According to Russian media on Tuesday, missile cruiser Moskva equipped with the Fort air defense system similar to S-300 will be stationed off the coast of Syria's western province of Latakia.
'We warn that every target posing a potential threat will be destroyed," lieutenant general Sergey Rudskoy, a top official with the Russian General Staff, said.
Russia has also announced that it will halt all military cooperation with Turkey following the attack.
"All military contacts with Turkey will be suspended," Rudskoy added.

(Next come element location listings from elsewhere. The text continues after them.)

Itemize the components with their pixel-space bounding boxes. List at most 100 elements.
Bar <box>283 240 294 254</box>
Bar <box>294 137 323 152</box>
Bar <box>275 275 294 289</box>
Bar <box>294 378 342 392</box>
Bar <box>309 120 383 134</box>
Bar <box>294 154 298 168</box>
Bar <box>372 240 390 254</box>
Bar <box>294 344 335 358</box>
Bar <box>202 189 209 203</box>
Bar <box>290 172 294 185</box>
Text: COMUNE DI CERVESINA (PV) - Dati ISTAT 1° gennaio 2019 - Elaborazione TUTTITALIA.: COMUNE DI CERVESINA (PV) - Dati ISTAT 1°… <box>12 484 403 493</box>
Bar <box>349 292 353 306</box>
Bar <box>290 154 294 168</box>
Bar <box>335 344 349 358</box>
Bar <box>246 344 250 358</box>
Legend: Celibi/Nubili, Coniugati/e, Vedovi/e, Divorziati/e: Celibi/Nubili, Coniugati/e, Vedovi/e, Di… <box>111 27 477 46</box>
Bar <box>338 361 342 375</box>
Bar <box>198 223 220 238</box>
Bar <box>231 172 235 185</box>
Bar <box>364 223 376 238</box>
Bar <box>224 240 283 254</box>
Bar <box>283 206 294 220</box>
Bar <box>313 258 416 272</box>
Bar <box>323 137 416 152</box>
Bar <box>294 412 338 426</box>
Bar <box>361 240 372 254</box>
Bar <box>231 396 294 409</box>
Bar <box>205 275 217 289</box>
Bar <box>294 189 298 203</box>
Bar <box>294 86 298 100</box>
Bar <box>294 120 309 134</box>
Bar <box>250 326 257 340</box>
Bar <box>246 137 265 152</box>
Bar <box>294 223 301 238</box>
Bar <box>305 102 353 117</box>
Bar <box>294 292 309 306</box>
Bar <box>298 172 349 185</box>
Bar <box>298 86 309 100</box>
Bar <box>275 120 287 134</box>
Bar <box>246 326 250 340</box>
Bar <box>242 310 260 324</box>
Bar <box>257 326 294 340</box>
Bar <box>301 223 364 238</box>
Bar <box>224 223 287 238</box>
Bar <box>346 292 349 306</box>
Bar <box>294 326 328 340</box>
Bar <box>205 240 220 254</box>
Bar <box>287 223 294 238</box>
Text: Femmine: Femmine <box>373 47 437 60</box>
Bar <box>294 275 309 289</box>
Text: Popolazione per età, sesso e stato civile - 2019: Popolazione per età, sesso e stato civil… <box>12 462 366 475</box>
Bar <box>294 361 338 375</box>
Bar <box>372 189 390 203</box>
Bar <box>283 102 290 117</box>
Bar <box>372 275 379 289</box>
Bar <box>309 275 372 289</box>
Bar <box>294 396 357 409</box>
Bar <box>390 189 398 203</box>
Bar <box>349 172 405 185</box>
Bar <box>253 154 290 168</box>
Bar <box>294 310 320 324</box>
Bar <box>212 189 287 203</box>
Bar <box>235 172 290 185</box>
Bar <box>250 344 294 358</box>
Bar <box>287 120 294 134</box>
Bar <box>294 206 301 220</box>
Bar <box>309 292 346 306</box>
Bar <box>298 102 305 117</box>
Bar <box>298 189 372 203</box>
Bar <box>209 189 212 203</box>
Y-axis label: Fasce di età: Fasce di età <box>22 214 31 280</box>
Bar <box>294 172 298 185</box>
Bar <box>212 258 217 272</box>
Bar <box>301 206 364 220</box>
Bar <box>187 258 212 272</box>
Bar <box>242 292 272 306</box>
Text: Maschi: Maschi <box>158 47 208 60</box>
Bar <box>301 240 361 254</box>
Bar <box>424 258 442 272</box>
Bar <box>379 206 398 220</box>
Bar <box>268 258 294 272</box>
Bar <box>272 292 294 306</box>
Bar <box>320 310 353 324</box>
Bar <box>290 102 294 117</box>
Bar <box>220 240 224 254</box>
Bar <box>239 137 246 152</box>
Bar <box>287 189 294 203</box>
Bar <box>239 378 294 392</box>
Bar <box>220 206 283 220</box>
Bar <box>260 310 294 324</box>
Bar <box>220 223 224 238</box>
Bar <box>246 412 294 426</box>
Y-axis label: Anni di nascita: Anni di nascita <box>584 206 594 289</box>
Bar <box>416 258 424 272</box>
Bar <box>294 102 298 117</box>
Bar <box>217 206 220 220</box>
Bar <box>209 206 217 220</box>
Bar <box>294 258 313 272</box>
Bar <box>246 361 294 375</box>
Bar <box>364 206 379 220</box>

The Turkish air force shot down the plane on Tuesday and said the shooting came after the plane was warned "ten times" for violating the Turkish airspace. The Russian Defense Ministry, however, said it could prove the aircraft was over Syria during its entire flight.
Rudskoy said Turkish fighter jets had made no attempts to contact Russian pilots before launching the attack.
"We assume the strike was carried out with a close range missile with an infra-red seeker," he said. "The Turkish jet made no attempts to communicate or establish visual contact with our crew that our equipment would have registered. The Su-24 was hit by the missile over Syria's territory."
President Vladimir Putin of Russia described Turkey's downing as a "stab in the back," and added that the aircraft was shot down over the territory of Syria with an air-to-air missile from a Turkish F-16 warplane. He said the jet fell on the Syrian territory about four kilometers (2.5 miles) from Turkey.
There have been conflicting reports over the fate of the two Russian pilots. Turkish media said militants in Syria have captured one of the pilots after both of them ejected. Syrian opposition sources said one pilot is dead and another missing.
A video uploaded by the militants in Syria on social media purportedly showed a Russian pilot who appears to be lifeless or incapacitated on the ground. An official from the group told Reuters that the man was dead.
Later in the day, an unnamed Turkish official said the two pilots are believed to be alive, noting, "Right now Turkey is trying to recover them."
Following the jet's downing, the Russian General Staff said militants in Syria had shelled and damaged one of the Mi-8 helicopters taking part in the search and rescue operation for the pilots of the downed Russian Su-24 jet.
A Russian marine was killed in the incident, while the rest of the crew and servicemen on board were evacuated to Russia's Hmeymim Airbase in Syria, it said.
NATO support for Turkey
Meanwhile, NATO Secretary General Jens Stoltenberg has expressed the Western military alliance's support for Turkey after an emergency meeting of all the 28 members requested by Ankara over the incident.
"As we have repeatedly made clear, we stand in solidarity with Turkey and support the territorial integrity of our NATO ally, Turkey," Stoltenberg said.
The NATO chief, however, called on the governments of Russia and Turkey to exercise restraint, saying, "I look forward to further contacts between Ankara and Moscow and call for calm and de-escalation. Diplomacy and de-escalation are important to resolve this situation."
The incident comes as Moscow is involved in an aerial military campaign against Takfiri terrorists in Syria, which started on September 30 upon a request by the government in Damascus.